Frequently Asked Questions

How long does a response take?

On a warm system (all services running with models loaded), expect around 2–3 seconds end-to-end for a typical short question. The speech recognition stage takes roughly 800ms, the AI orchestrator around 1.5 seconds, and TTS synthesis around 120ms. Longer inputs or complex queries may take more time.

Is my voice data stored?

No. Audio bytes are cleared from memory immediately after transcription. The transcript (the text version of what you said) may be passed to the orchestrator and logged for tracing purposes, consistent with how all other Haiven AI interactions are handled.

Can I use it without a microphone?

Yes. Use POST /voice/text to send typed text and get a spoken response back.

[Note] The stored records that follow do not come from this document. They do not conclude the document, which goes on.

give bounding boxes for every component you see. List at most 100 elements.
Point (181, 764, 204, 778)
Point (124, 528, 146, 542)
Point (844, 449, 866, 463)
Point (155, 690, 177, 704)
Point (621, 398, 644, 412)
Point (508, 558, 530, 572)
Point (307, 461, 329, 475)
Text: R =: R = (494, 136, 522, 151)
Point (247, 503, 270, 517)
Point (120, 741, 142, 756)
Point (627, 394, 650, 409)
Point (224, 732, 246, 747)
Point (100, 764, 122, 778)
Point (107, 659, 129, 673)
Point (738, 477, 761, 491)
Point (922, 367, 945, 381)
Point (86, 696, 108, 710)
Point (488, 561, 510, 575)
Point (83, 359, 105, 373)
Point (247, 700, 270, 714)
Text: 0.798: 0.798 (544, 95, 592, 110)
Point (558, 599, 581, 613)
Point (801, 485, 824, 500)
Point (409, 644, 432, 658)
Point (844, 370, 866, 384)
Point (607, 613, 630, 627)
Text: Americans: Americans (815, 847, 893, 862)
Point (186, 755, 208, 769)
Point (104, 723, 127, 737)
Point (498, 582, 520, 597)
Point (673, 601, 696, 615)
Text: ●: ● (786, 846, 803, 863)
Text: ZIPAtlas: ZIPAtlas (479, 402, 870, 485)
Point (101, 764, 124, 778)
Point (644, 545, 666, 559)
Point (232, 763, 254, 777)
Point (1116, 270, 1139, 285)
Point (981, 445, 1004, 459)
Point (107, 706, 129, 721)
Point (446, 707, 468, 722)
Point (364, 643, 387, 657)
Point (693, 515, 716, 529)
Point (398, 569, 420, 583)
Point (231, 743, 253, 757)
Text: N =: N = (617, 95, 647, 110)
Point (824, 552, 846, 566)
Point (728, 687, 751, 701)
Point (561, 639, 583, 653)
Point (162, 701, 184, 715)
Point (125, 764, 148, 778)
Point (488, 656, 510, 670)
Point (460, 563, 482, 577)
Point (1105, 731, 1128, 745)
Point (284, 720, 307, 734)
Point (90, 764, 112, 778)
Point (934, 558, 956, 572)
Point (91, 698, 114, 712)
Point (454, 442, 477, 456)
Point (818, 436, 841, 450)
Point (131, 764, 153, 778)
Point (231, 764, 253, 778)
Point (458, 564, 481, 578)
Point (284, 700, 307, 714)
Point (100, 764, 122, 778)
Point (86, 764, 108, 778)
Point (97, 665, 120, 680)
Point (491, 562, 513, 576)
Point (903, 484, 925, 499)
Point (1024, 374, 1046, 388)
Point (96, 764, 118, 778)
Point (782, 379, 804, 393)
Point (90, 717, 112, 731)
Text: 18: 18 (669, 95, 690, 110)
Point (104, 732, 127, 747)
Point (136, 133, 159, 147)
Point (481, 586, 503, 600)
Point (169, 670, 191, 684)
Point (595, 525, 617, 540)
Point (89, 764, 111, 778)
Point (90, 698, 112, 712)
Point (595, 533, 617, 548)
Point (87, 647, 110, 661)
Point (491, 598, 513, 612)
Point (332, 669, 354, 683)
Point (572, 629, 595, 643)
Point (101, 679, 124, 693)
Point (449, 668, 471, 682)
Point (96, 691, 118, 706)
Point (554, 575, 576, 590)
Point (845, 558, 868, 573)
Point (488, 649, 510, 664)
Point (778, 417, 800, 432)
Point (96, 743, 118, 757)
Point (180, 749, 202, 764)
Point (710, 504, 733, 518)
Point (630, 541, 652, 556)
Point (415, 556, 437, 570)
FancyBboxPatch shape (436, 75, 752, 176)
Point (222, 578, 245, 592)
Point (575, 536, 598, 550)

What languages are supported?

Language support depends on the haiven-transcribe backend. The default configuration uses Whisper Turbo, which supports a broad set of languages. Contact your administrator for specifics about your deployment.

What if the AI doesn't understand me?

Check the X-Intent response header to see what the orchestrator classified your request as. If transcription was poor, try recording in a quieter environment at 16kHz or higher. If the intent is wrong, rephrase more explicitly.

Can I keep a conversation going across multiple requests?

Yes. Generate a UUID for your session and pass it as session_id in each request. The orchestrator uses this to maintain context across turns. Sessions do not expire on a fixed timer, but the context window of the underlying LLM eventually limits how far back the AI can "remember."

The service shows "degraded" — what do I do?

Check which upstream is down (stt, tts, or orchestrator) in the health response. If it does not recover within a minute or two, contact your Haiven administrator.

I got a 409 error on the confirm flow.

There are two causes: the task status is not pending_review (it may have already been executed or cancelled), or a calendar event conflicts with an existing slot. The error detail field explains which.

The confirm flow returns 502 — what happened?

work-hub or the downstream service (email, calendar) returned an error. The action was not executed. Check with your administrator. The task remains in execution_failed state and may be retriable.

Can I cancel after confirming?

No. Once an action reaches executed state it cannot be undone through the gateway. For email, contact your email admin. For calendar, delete the event through your calendar client.